Bailing out property investors, in any form or method, is simply Socialising the losses while keeping the profits Privatised.

The difference between investors and owner-occupiers is one of choice

The difference with owner-occupiers? Those occupying their own houses, and who are facing unemployment and the inability to pay their mortgages, have not entered this same debt cycle as freely as the property investors. People, and families, need homes – and they will take on debt to meet that basic human right.

Businesses also should be protected as a public good – when the crisis passes, we will need still-existent businesses to start employing their workers again.

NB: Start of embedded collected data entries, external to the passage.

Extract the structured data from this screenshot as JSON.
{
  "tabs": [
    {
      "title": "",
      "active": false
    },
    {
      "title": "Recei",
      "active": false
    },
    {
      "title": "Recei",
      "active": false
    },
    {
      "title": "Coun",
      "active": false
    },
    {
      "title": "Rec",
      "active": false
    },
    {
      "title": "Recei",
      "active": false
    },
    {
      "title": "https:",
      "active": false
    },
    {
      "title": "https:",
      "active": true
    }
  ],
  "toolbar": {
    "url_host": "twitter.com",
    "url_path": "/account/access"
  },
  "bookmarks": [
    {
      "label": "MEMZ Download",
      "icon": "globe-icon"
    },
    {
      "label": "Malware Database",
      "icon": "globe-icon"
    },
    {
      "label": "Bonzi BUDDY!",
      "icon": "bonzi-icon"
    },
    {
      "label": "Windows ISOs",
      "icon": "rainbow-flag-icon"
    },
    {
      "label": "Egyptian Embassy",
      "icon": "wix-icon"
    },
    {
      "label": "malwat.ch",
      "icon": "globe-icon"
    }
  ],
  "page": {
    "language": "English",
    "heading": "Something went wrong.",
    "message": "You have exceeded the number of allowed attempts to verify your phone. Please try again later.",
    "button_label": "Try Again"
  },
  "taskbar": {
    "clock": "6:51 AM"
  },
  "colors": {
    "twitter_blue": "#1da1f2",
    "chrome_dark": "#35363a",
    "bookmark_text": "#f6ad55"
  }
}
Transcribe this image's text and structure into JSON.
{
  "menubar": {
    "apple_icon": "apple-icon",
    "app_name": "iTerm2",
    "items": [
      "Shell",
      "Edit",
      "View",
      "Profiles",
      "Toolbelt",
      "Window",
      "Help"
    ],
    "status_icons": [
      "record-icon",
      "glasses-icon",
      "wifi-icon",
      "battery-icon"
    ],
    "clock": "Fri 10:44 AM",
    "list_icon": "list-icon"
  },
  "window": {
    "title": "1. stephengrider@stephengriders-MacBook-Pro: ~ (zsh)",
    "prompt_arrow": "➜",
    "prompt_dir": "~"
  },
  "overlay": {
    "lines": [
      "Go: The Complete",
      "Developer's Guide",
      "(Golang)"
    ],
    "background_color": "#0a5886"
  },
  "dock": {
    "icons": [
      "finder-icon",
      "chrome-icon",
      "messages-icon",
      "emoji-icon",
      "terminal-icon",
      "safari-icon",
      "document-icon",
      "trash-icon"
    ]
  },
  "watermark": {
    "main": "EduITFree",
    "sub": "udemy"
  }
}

But this is all manifestly different from property investment. Property investment serves no public good other than supporting the industry which has grown up around the endless flipping of houses for individual profit – so by all means support real estate agents to survive under the crisis is over.

Once it is over, people are free to go back to buying and selling houses for investment again, and the real estate agents can go back to work.

But the individual investors invested as a matter of individual choice.

By all means, continue to invest in property – this us an economically free society still, no matter the increase in government assistance to those bearing the brunt of this coronavirus crisis.

By all means continue to insist on receiving rent – although those landlords who can afford to ‘take the hit’, or who are simply more public spirited, are offering a pause on rental repayments to assist their tenants. Hopefully government rental protection will help people stay in their rental properties.

But property investors cannot put our their hand for government largess in this crisis – the right to invest as a free actor in the market place is a matter of individual freedom, and comes hand-in-hand with individual responsibility. Private property investment is not a social good that needs to be specifically protected during the crisis.

The government does not owe you a pair of bathers if you are standing naked on a beach.